The earliest writings in the New Testament came from the pen of Paul, the one-time persecutor of Christians turned zealous Jesus-follower. Paul isn’t always very forthcoming about his life though we do get glimpses here and there. For example, Paul writes,
If anyone else has reason to be confident in the flesh, I have more: circumcised on the eighth day, a member of the people of Israel, of the tribe of Benjamin, a Hebrew born of Hebrews; as to the law, a Pharisee; as to zeal, a persecutor of the church; as to righteousness under the law, blameless (Philippians 3:4b-6, NRSV).
But we don’t know much about Paul’s personal life, at least not directly. Did he have any siblings?  What were his parents like? Did he have children of his own? Was he married?
That last question may have an answer. Denny Burk, an evangelical scholar at Boyce College, recently wrote a blog post on the issue of Paul’s marital status. Burk thinks that Paul’s first letter to the Corinthians offers us a clue.
To the unmarried and the widows I say that it is well for them to remain unmarried as I am. But if they are not practicing self-control, they should marry. For it is better to marry than to be aflame with passion. (1 Corinthians 7:8-9, NRSV)
The word in question is what the NRSV and other translations render as “unmarried.” Burk writes,
Some readers interpret the “unmarried” generically as anyone who happens to be unmarried regardless of how they got into that situation (e.g., Ciampa and Rosner). For this reason, they think that the “unmarried” would include both the widowed, the divorced, and those who have never been married. On this view, Paul means to address all Christians who happen to be unmarried.

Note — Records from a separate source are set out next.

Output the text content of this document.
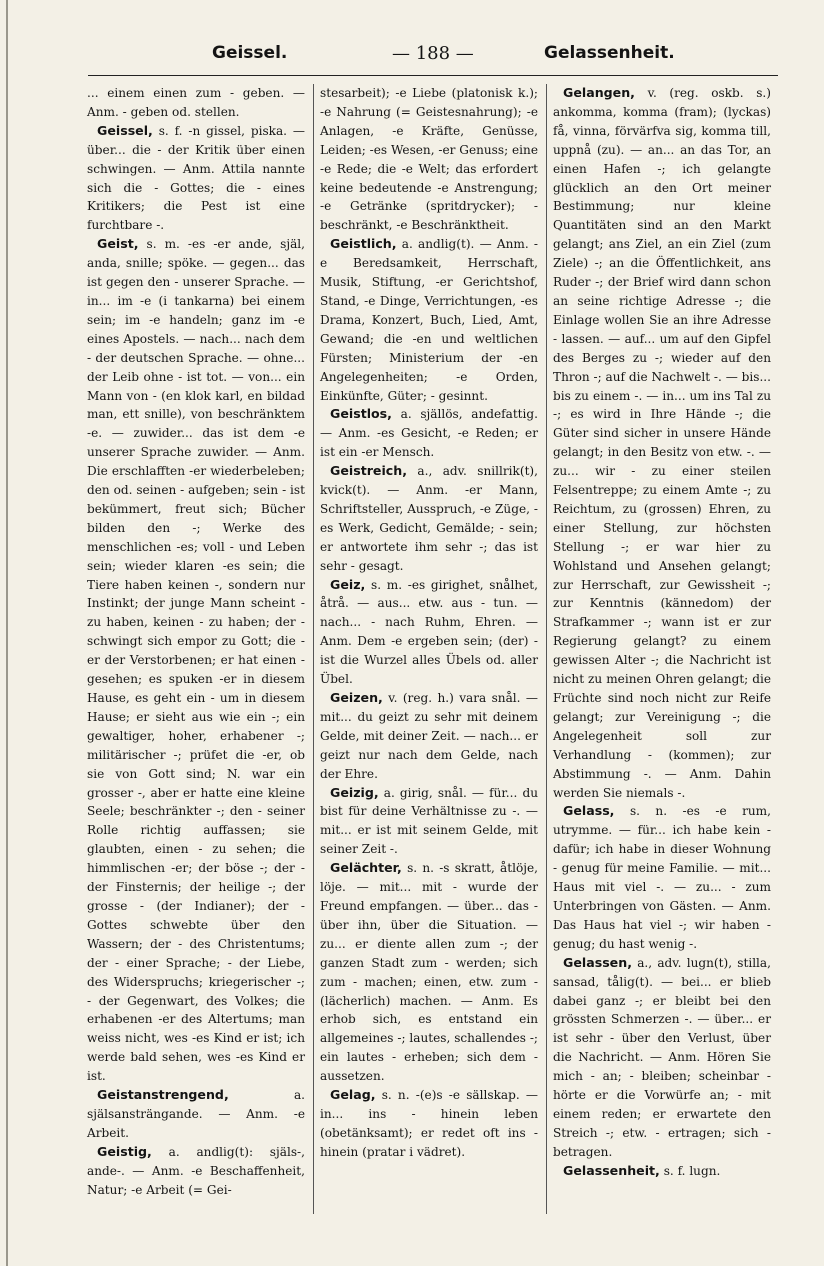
Geissel.	— 188 —	Gelassenheit.

... einem einen zum - geben. — Anm. - geben od. stellen.

Geissel, s. f. -n gissel, piska. — über... die - der Kritik über einen schwingen. — Anm. Attila nannte sich die - Gottes; die - eines Kritikers; die Pest ist eine furchtbare -.

Geist, s. m. -es -er ande, själ, anda, snille; spöke. — gegen... das ist gegen den - unserer Sprache. — in... im -e (i tankarna) bei einem sein; im -e handeln; ganz im -e eines Apostels. — nach... nach dem - der deutschen Sprache. — ohne... der Leib ohne - ist tot. — von... ein Mann von - (en klok karl, en bildad man, ett snille), von beschränktem -e. — zuwider... das ist dem -e unserer Sprache zuwider. — Anm. Die erschlafften -er wiederbeleben; den od. seinen - aufgeben; sein - ist bekümmert, freut sich; Bücher bilden den -; Werke des menschlichen -es; voll - und Leben sein; wieder klaren -es sein; die Tiere haben keinen -, sondern nur Instinkt; der junge Mann scheint - zu haben, keinen - zu haben; der - schwingt sich empor zu Gott; die -er der Verstorbenen; er hat einen - gesehen; es spuken -er in diesem Hause, es geht ein - um in diesem Hause; er sieht aus wie ein -; ein gewaltiger, hoher, erhabener -; militärischer -; prüfet die -er, ob sie von Gott sind; N. war ein grosser -, aber er hatte eine kleine Seele; beschränkter -; den - seiner Rolle richtig auffassen; sie glaubten, einen - zu sehen; die himmlischen -er; der böse -; der - der Finsternis; der heilige -; der grosse - (der Indianer); der - Gottes schwebte über den Wassern; der - des Christentums; der - einer Sprache; - der Liebe, des Widerspruchs; kriegerischer -; - der Gegenwart, des Volkes; die erhabenen -er des Altertums; man weiss nicht, wes -es Kind er ist; ich werde bald sehen, wes -es Kind er ist.

Geistanstrengend,	a. själsansträngande. — Anm. -e Arbeit.

Geistig, a. andlig(t): själs-, ande-. — Anm. -e Beschaffenheit, Natur; -e Arbeit (= Gei-

stesarbeit); -e Liebe (platonisk k.); -e Nahrung (= Geistesnahrung); -e Anlagen, -e Kräfte, Genüsse, Leiden; -es Wesen, -er Genuss; eine -e Rede; die -e Welt; das erfordert keine bedeutende -e Anstrengung; -e Getränke (spritdrycker); - beschränkt, -e Beschränktheit.

Geistlich, a. andlig(t). — Anm. -e Beredsamkeit, Herrschaft, Musik, Stiftung, -er Gerichtshof, Stand, -e Dinge, Verrichtungen, -es Drama, Konzert, Buch, Lied, Amt, Gewand; die -en und weltlichen Fürsten; Ministerium der -en Angelegenheiten; -e Orden, Einkünfte, Güter; - gesinnt.

Geistlos, a. själlös, andefattig. — Anm. -es Gesicht, -e Reden; er ist ein -er Mensch.

Geistreich, a., adv. snillrik(t), kvick(t). — Anm. -er Mann, Schriftsteller, Ausspruch, -e Züge, -es Werk, Gedicht, Gemälde; - sein; er antwortete ihm sehr -; das ist sehr - gesagt.

Geiz, s. m. -es girighet, snålhet, åtrå. — aus... etw. aus - tun. — nach... - nach Ruhm, Ehren. — Anm. Dem -e ergeben sein; (der) - ist die Wurzel alles Übels od. aller Übel.

Geizen, v. (reg. h.) vara snål. — mit... du geizt zu sehr mit deinem Gelde, mit deiner Zeit. — nach... er geizt nur nach dem Gelde, nach der Ehre.

Geizig, a. girig, snål. — für... du bist für deine Verhältnisse zu -. — mit... er ist mit seinem Gelde, mit seiner Zeit -.

Gelächter, s. n. -s skratt, åtlöje, löje. — mit... mit - wurde der Freund empfangen. — über... das - über ihn, über die Situation. — zu... er diente allen zum -; der ganzen Stadt zum - werden; sich zum - machen; einen, etw. zum - (lächerlich) machen. — Anm. Es erhob sich, es entstand ein allgemeines -; lautes, schallendes -; ein lautes - erheben; sich dem - aussetzen.

Gelag, s. n. -(e)s -e sällskap. — in... ins - hinein leben (obetänksamt); er redet oft ins - hinein (pratar i vädret).

Gelangen, v. (reg. oskb. s.) ankomma, komma (fram); (lyckas) få, vinna, förvärfva sig, komma till, uppnå (zu). — an... an das Tor, an einen Hafen -; ich gelangte glücklich an den Ort meiner Bestimmung; nur kleine Quantitäten sind an den Markt gelangt; ans Ziel, an ein Ziel (zum Ziele) -; an die Öffentlichkeit, ans Ruder -; der Brief wird dann schon an seine richtige Adresse -; die Einlage wollen Sie an ihre Adresse - lassen. — auf... um auf den Gipfel des Berges zu -; wieder auf den Thron -; auf die Nachwelt -. — bis... bis zu einem -. — in... um ins Tal zu -; es wird in Ihre Hände -; die Güter sind sicher in unsere Hände gelangt; in den Besitz von etw. -. — zu... wir - zu einer steilen Felsentreppe; zu einem Amte -; zu Reichtum, zu (grossen) Ehren, zu einer Stellung, zur höchsten Stellung -; er war hier zu Wohlstand und Ansehen gelangt; zur Herrschaft, zur Gewissheit -; zur Kenntnis (kännedom) der Strafkammer -; wann ist er zur Regierung gelangt? zu einem gewissen Alter -; die Nachricht ist nicht zu meinen Ohren gelangt; die Früchte sind noch nicht zur Reife gelangt; zur Vereinigung -; die Angelegenheit soll zur Verhandlung - (kommen); zur Abstimmung -. — Anm. Dahin werden Sie niemals -.

Gelass, s. n. -es -e rum, utrymme. — für... ich habe kein - dafür; ich habe in dieser Wohnung - genug für meine Familie. — mit... Haus mit viel -. — zu... - zum Unterbringen von Gästen. — Anm. Das Haus hat viel -; wir haben - genug; du hast wenig -.

Gelassen, a., adv. lugn(t), stilla, sansad, tålig(t). — bei... er blieb dabei ganz -; er bleibt bei den grössten Schmerzen -. — über... er ist sehr - über den Verlust, über die Nachricht. — Anm. Hören Sie mich - an; - bleiben; scheinbar - hörte er die Vorwürfe an; - mit einem reden; er erwartete den Streich -; etw. - ertragen; sich - betragen.

Gelassenheit, s. f. lugn.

But Burk doesn’t think that word – ἀγάμοις – refers to just anyone who is unmarried. Instead, he thinks that Paul is speaking to those in Corinth who are widowers. His argument rests on a few pieces of evidence.
- The Greek word for “widower” is rarely used in ancient Greek and is never used in the Koine period.
- Furthermore, ἄγαμος is masculine in gender.
- The reason it may have never been used was due to the connotations of being a “widow,” most of which were negative.
- Since men who had lost spouses fared far better in society than widows, the term may have gone out of usage.
- Paul uses the same Greek word – ἄγαμος – to refer to the divorced (7:11) and even sets it in contrast to “virgins” (7:34).
- So then Paul may be using ἄγαμος to mean “those previously married.”
If ἄγαμος refers to widowers then this changes the meaning of 7:8. Paul wasn’t just saying they should remain “single” as if they had never married but rather that they should never remarry after having lost a spouse, just as he had. Burk writes,
This suggests that Paul is putting himself into the same category that they are. But it is not a category of singleness in general but a category of widowhood in particular. It is for this reason that many interpreters—including myself—believe that these words imply that Paul was previously married.
Now, I’m not totally convinced by this. That ἄγαμος is masculine may not reveal what Burk and others think it does. After all, as he himself pointed out the word is used to refer to women who have separated from their husbands (7:10-11). That it is masculine may or may not be pertinent.
Regardless, this is an interesting possibility and I’d like to see more exegetical work done to make a solid case for it. The more we learn about Paul, the more insight we will have into the man himself, including his time before his apostolic ministry.
 Paul does mention three people who he calls συγγενής (Romans 16:7, 11), a term which in some contexts can mean physical relatives (Mark 6:4; Acts 10:24) but in others just means something like “compatriot” or “kinsmen.” It is unclear what Paul means in Romans 16:7 and 11 when he employs the term.